The data set below shows us the total number of flights, and its percentage that left on time or earlier for the previous dates. The data set also shows us the average departure hour for each day. We will be using this data to see if we can find out when the average flight took off on the given dates to see if ther eis a pattern.
flights%>%
group_by(month, day)%>%
mutate(Total_flights = (case_when(dep_delay >=0 ~ 1, dep_delay<0 ~ 1, is.na(dep_delay) ~ 1)))%>%
summarise(Total_flights = sum(Total_flights), CD = sum(Canceled = sum(is.na(dep_time)), Delayed = sum(case_when(dep_delay>=60 ~ 1, dep_delay<60 ~ 0, is.na(dep_delay) ~ 0 ))), Canceled_delayed_onehour = (CD / (Total_flights)), avg_scheduel_departure_hour = mean(sched_dep_time %/% 100), Flight_ontime_Earlier = sum(case_when(dep_delay<= 0~ 1, dep_delay>0 ~ 0, is.na(dep_delay) ~ 0 )))%>%
filter(Canceled_delayed_onehour >= 0.35)%>%
group_by(month, day, avg_scheduel_departure_hour)%>%
summarise(Total_flights, Flight_ontime_Earlier, On_time_or_earlier_percent = (Flight_ontime_Earlier/ Total_flights))
## # A tibble: 12 × 6
## # Groups: month, day [12]
## month day avg_scheduel_departure_hour Total_flights Flight_ontime_Earlier
## <int> <int> <dbl> <dbl> <dbl>
## 1 2 8 13.1 930 219
## 2 2 9 12.7 684 125
## 3 3 8 13.3 979 146
## 4 5 23 13.2 988 329
## 5 6 24 13.2 994 369
## 6 6 28 13.2 994 309
## 7 7 1 13.0 966 229
## 8 7 10 13.2 1004 360
## 9 7 23 13.2 997 257
## 10 9 2 13.4 929 386
## 11 9 12 13.1 992 386
## 12 12 5 13.2 969 326
## # ℹ 1 more variable: On_time_or_earlier_percent <dbl>
The data from all the data sets shows us that it’s possible for the flights that were on time or earlier for those days to leave early in the morning and avoid that bad weather. All of the dates have a scheduled departure time around 1pm or 13:00. With most flights taking off in the early morning and late at night the average will sit in the middle. This can be problematic because all the flights that take off afterwards have a chance to be delayed more than an hour or being canceled.

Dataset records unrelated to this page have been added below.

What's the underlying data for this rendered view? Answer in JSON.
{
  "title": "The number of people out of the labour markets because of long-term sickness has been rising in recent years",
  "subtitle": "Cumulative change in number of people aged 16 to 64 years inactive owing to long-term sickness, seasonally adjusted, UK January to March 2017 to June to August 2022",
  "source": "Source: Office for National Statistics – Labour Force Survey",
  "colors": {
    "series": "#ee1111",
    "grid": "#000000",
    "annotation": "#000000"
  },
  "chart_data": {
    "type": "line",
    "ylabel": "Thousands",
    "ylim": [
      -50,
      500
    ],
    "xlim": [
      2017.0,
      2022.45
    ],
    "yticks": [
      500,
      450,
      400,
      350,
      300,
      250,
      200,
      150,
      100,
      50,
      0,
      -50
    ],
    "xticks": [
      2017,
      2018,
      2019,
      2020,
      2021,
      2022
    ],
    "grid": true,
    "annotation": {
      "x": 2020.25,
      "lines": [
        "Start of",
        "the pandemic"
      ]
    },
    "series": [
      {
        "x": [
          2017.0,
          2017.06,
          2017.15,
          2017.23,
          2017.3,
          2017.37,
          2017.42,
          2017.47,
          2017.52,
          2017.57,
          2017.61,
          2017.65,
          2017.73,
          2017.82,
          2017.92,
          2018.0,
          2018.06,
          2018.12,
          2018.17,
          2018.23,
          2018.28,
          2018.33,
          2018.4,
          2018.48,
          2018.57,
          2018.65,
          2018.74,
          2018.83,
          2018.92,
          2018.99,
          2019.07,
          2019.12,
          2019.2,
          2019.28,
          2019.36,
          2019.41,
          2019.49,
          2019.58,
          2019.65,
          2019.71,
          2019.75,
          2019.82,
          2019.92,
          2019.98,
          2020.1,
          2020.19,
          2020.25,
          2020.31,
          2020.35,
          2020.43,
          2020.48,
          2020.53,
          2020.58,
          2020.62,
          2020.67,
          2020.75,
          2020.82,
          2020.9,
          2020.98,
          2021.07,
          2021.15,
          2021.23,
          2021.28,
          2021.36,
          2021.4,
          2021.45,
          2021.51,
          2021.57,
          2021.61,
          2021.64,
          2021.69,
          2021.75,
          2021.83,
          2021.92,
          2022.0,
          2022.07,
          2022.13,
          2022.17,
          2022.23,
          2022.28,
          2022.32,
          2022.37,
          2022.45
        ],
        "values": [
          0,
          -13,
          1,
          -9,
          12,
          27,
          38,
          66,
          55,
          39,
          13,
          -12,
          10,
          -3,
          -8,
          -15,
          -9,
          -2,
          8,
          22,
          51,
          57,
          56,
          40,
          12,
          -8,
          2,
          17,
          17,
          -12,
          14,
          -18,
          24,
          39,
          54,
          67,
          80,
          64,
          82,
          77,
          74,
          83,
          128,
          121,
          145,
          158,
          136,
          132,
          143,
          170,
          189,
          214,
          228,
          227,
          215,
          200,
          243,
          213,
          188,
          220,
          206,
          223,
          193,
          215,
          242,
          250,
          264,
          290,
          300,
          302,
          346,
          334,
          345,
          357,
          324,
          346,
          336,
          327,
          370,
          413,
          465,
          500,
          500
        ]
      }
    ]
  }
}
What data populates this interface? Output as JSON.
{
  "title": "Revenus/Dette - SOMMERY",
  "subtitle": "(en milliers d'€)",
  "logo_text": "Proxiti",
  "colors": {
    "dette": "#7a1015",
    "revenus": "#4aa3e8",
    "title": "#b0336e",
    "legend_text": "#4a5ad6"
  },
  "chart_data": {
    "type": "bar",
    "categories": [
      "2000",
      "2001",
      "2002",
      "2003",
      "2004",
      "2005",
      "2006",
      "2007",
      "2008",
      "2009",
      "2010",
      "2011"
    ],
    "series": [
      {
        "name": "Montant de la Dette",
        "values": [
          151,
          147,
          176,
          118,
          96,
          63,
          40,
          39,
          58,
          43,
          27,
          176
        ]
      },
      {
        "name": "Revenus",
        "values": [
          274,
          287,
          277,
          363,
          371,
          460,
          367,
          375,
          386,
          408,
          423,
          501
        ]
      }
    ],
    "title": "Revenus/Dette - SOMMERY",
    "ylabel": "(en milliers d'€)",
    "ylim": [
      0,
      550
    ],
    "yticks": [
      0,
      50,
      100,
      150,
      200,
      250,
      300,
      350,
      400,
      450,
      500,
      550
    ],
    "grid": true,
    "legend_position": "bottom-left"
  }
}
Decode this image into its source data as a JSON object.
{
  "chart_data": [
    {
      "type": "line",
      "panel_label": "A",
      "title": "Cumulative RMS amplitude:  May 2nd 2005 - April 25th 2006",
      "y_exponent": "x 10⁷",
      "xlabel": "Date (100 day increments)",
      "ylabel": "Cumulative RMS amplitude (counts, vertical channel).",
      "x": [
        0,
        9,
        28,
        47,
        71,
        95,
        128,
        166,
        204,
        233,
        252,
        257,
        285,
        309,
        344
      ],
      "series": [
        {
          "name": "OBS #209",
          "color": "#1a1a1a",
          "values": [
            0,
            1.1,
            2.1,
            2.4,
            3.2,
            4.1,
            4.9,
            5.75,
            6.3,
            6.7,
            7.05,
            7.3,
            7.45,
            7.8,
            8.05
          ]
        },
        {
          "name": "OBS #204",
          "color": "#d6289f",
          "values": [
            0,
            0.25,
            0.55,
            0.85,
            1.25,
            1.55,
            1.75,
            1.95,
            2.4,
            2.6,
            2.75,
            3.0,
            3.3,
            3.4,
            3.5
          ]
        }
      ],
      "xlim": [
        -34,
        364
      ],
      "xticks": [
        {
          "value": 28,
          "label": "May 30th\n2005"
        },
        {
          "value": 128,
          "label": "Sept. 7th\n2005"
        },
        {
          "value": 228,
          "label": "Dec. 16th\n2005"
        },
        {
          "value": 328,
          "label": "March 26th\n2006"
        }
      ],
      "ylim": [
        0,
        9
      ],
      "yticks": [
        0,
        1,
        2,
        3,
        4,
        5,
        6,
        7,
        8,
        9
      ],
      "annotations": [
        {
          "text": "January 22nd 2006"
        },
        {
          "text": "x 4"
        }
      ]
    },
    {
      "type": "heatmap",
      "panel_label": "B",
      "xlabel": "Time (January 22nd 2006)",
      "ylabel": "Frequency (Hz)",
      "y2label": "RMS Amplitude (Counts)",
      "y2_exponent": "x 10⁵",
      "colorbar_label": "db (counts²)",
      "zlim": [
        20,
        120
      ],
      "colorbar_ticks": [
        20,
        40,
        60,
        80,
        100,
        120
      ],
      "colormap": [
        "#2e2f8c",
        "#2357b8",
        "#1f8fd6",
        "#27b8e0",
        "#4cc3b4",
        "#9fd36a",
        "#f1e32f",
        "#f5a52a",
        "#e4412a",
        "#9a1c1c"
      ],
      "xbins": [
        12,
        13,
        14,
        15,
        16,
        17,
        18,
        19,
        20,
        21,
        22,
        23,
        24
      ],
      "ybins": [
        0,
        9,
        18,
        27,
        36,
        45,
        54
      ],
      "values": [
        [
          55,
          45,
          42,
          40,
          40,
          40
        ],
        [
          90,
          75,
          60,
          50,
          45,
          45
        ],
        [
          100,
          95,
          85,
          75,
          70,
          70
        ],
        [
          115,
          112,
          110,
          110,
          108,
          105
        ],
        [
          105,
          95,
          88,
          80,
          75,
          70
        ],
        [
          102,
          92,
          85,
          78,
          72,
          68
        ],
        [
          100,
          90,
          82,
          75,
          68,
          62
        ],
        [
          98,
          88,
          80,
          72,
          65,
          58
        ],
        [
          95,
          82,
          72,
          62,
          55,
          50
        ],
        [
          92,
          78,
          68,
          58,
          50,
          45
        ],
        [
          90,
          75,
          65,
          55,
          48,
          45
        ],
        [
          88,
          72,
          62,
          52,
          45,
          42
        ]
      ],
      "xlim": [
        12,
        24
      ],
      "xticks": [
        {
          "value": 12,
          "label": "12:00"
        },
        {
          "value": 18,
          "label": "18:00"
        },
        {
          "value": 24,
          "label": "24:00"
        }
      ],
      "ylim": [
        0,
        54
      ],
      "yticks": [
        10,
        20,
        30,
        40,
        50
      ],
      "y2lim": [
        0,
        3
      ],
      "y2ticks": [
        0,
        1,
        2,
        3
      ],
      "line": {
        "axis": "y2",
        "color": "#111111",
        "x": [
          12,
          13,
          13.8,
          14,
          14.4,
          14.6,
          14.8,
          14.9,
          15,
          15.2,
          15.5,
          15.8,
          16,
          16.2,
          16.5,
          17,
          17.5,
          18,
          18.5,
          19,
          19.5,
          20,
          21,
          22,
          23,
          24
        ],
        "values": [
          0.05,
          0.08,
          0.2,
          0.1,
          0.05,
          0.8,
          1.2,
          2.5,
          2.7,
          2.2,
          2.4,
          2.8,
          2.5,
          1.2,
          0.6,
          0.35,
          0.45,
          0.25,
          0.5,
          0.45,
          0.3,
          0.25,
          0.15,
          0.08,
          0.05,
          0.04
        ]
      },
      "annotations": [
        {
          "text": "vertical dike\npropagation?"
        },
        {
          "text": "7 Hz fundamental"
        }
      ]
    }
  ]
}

In conclusion We were able to figure out that the dates that had a 35% or greater cancellation or delay greater than an hour. We were also able to find what caused most of the cancellations and delays for the dates above. We also found out the best and worst hosr to leave throughout the day and night.